All Rivers Run to the Sea_ Memoirs - Elie Wiesel [97]
I couldn’t accept it. I told myself it wasn’t true even as I read the articles and dispatches and examined the photographs. It couldn’t be true. The prime minister of the newly risen Jewish state had not issued such orders. The officers of the Palmach had not carried them out. They had not denied the wounded medical care. The soldiers had not fired upon camp survivors and former partisans floundering in the sea. The dead were not dead.
Like a disillusioned lover, I sought in vain for some reasonable explanation. The Irgun people had one: Ben-Gurion has always hated what we are and what we stand for. They cited his official program during what was called “the season,” when his opponents were persecuted and hunted. To combat the Irgun all those suspected of membership were to be fired and refused aid and shelter. Their threats were to be resisted, if necessary by collaborating with the British police. At the time the main enemy of the Jewish establishment in Palestine was not the British occupier but the Irgun fighter. That’s how it was, I was told. The leopard does not change his spots, nor the Haganah its tactics.
I could not accept this portrait of Ben-Gurion. A great Zionist, a Jewish idealist like him, could not be a monster. But I would not be seen again at the recruitment office at Avenue de la Grande Armée. I bore a secret wound whose scar would be a long time healing. It was a case of loyalty not so much to the Irgun as to my adolescence. In any event, there was no Irgun in Israel anymore, no Lehi either. Both were dissolved. But they still functioned in the Diaspora, carrying on activities that today would be considered public relations.
I decided to visit Bea again. She was still waiting for her visa, and I had to go through the usual procedure: long lines at the police station, requests for visas, irritating, humiliating interrogations, lifesaving stamps.
Bea’s camp was gradually emptying. Many people left for Israel, others for more distant lands. The Germans seemed happy to be rid of these Jews. Ben Shlomo—yours truly—wrote an article on the subject, entitled “Victors and Vanquished,” which raised the question: Even if the Germans are vanquished, are we the victors?

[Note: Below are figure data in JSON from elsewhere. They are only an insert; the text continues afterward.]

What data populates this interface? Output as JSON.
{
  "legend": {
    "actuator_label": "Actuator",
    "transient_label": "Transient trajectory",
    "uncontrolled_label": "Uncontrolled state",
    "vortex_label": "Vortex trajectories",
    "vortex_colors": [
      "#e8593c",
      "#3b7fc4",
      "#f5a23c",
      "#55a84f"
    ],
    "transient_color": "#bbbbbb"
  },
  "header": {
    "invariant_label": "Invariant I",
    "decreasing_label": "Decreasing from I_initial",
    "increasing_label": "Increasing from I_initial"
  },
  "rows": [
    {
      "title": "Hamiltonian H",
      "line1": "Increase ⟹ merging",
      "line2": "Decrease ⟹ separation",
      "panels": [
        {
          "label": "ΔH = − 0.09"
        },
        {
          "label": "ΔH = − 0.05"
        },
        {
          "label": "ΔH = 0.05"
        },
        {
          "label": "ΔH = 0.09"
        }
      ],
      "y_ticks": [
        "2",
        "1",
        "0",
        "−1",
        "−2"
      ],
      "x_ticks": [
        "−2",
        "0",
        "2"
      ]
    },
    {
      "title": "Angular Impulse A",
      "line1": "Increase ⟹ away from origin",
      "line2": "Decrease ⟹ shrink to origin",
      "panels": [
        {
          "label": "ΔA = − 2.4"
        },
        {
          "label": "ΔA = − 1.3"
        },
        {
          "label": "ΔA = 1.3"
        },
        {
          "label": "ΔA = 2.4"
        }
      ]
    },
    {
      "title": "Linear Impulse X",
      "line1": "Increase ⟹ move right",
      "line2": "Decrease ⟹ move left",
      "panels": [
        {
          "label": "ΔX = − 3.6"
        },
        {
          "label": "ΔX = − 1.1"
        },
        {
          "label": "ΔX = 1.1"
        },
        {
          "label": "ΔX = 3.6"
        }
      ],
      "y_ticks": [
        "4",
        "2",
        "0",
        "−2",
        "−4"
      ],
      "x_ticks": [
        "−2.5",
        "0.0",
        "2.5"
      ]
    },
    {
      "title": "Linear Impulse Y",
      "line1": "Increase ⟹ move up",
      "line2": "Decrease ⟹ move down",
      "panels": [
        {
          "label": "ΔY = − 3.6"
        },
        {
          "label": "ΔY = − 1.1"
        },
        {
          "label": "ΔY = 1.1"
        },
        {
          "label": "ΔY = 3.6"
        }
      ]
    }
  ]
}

I was now writing a lot, mostly for the trash can. Joseph didn’t want me to deal with politics anymore, and I too had had enough of issues that divided the Jewish people. To support one side while criticizing another, to defend one group while condemning another, was not at all to my taste. I was more interested in literature and philosophy. I wrote a long study on Spinoza and another on Muhammad and the Koran. Neither, of course, had anything to do with the Irgun or current events, and one of our “superiors” was kind enough to call attention to that fact. What was the renegade of Amsterdam doing in a paper in which “renegade” meant Ben-Gurion? Fortunately, Joseph backed me up. He hoped to broaden our readership by appealing to intellectuals. We were no longer an underground publication—if indeed we ever had been—and, like any self-respecting newspaper, we could no longer be content with tendentious news reports and polemics. Thus reassured, I prepared several cultural articles and background pieces for the months to come. But in January 1949, shortly after the Altalena catastrophe, the Irgun offices in Europe shut down. Élie Farshtei and his lieutenants, Joseph among them, were recalled to Israel. I received no orders or aid from anyone. “Why don’t you come with us?” Joseph asked. I promised to think about it.
Now unemployed again, I turned back to my studies with renewed vigor, reading everything I could get my hands on. I finally discovered modern French literature: Malraux’s La Condition humaine, Mauriac’s Le Baiser des lépreux, Roger Martin du Gard’s Jean Barois, and of course the existentialists. I devoured novels and memoirs about the Resistance. There were days when I was so absorbed in my reading that I never left my room. I had nothing to seek in the desert.